Any experince on these?
http://cgi.ebay.ca/45-Heavy-Gold-Scrap-Old-Computer-Military-Microwave-IC-/390253983072?pt=LH_DefaultDomain_0&hash=item5adcf33560


----------



## goldsilverpro (Oct 23, 2010)

joem said:


> Any experince on these?
> http://cgi.ebay.ca/45-Heavy-Gold-Scrap-Old-Computer-Military-Microwave-IC-/390253983072?pt=LH_DefaultDomain_0&hash=item5adcf33560



I have some experience with MW packages but not those exact ones. I used to disassemble them, strip them, re-plate them, and sell them back to the user (for re-use) for 1/2 the cost of a new package. Usually, the extra gold I removed paid for the process. In general, MW packages are excellent scrap. These look all gold plated, so I would guess the lids are put on with a gold/tin braze. Typical gold thickness is usually about 50-60 microinches, which is fairly thick. Too bad you can't see what's inside. It's very possible they contain thick film circuits - white alumina base with gold and/or platinum traces and Ru resistors. The alumina could be attached with Au bearing braze.

These could run quite high, especially if military, but I'm not making any guarantees.

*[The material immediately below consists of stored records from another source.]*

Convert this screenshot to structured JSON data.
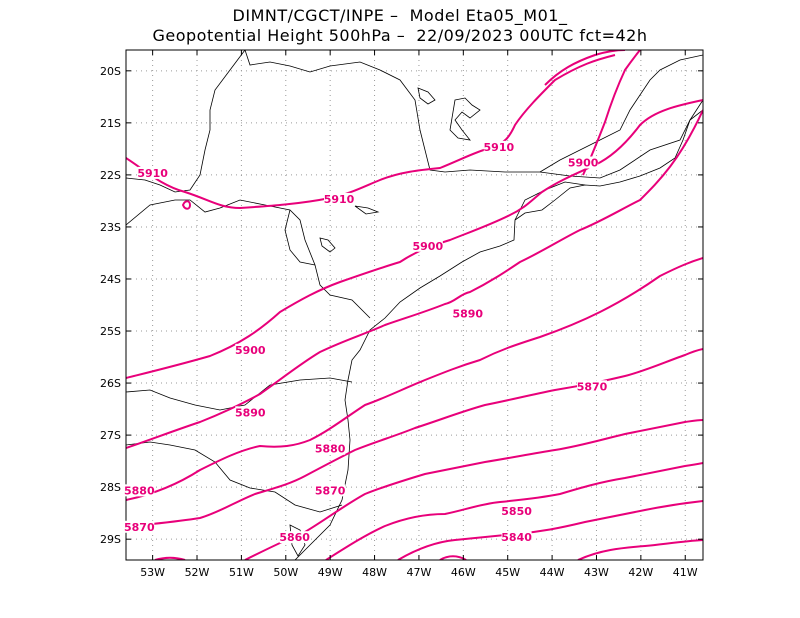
{
  "header": {
    "line1": "DIMNT/CGCT/INPE –  Model Eta05_M01_",
    "line2": "Geopotential Height 500hPa –  22/09/2023 00UTC fct=42h"
  },
  "map": {
    "lon_range": [
      -53.6,
      -40.6
    ],
    "lat_range": [
      -29.4,
      -19.6
    ],
    "lon_ticks": [
      "53W",
      "52W",
      "51W",
      "50W",
      "49W",
      "48W",
      "47W",
      "46W",
      "45W",
      "44W",
      "43W",
      "42W",
      "41W"
    ],
    "lat_ticks": [
      "20S",
      "21S",
      "22S",
      "23S",
      "24S",
      "25S",
      "26S",
      "27S",
      "28S",
      "29S"
    ],
    "grid": true,
    "contour_color": "#e8007a",
    "boundary_color": "#000000"
  },
  "contour_labels": [
    {
      "text": "5910",
      "lon": -53.0,
      "lat": -22.0
    },
    {
      "text": "5910",
      "lon": -48.8,
      "lat": -22.5
    },
    {
      "text": "5910",
      "lon": -45.2,
      "lat": -21.5
    },
    {
      "text": "5900",
      "lon": -43.3,
      "lat": -21.8
    },
    {
      "text": "5900",
      "lon": -46.8,
      "lat": -23.4
    },
    {
      "text": "5900",
      "lon": -50.8,
      "lat": -25.4
    },
    {
      "text": "5890",
      "lon": -50.8,
      "lat": -26.6
    },
    {
      "text": "5890",
      "lon": -45.9,
      "lat": -24.7
    },
    {
      "text": "5880",
      "lon": -49.0,
      "lat": -27.3
    },
    {
      "text": "5880",
      "lon": -53.3,
      "lat": -28.1
    },
    {
      "text": "5870",
      "lon": -49.0,
      "lat": -28.1
    },
    {
      "text": "5870",
      "lon": -53.3,
      "lat": -28.8
    },
    {
      "text": "5870",
      "lon": -43.1,
      "lat": -26.1
    },
    {
      "text": "5860",
      "lon": -49.8,
      "lat": -29.0
    },
    {
      "text": "5850",
      "lon": -44.8,
      "lat": -28.5
    },
    {
      "text": "5840",
      "lon": -44.8,
      "lat": -29.0
    }
  ]
}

At that price level, presently at about $33/pound, I would think they are very well worth a bid or 2. They are fairly large and only weigh 7 g each. This indicates to me that they are made from thinner Kovar (magnetic), rather than thicker copper, which they often are. I have no idea of what they are worth (so don't pin me down) but it's very possibly quite a bit higher than $33/pound. The only thing that bothers me is that the bottom isn't plated, which doesn't make any sense to me - why go to the expense of masking off the bottom when gold plating the rest of the package? 

Here again, no guarantees, just some educated guesswork. If you win, you win. If you lose, you lose.


----------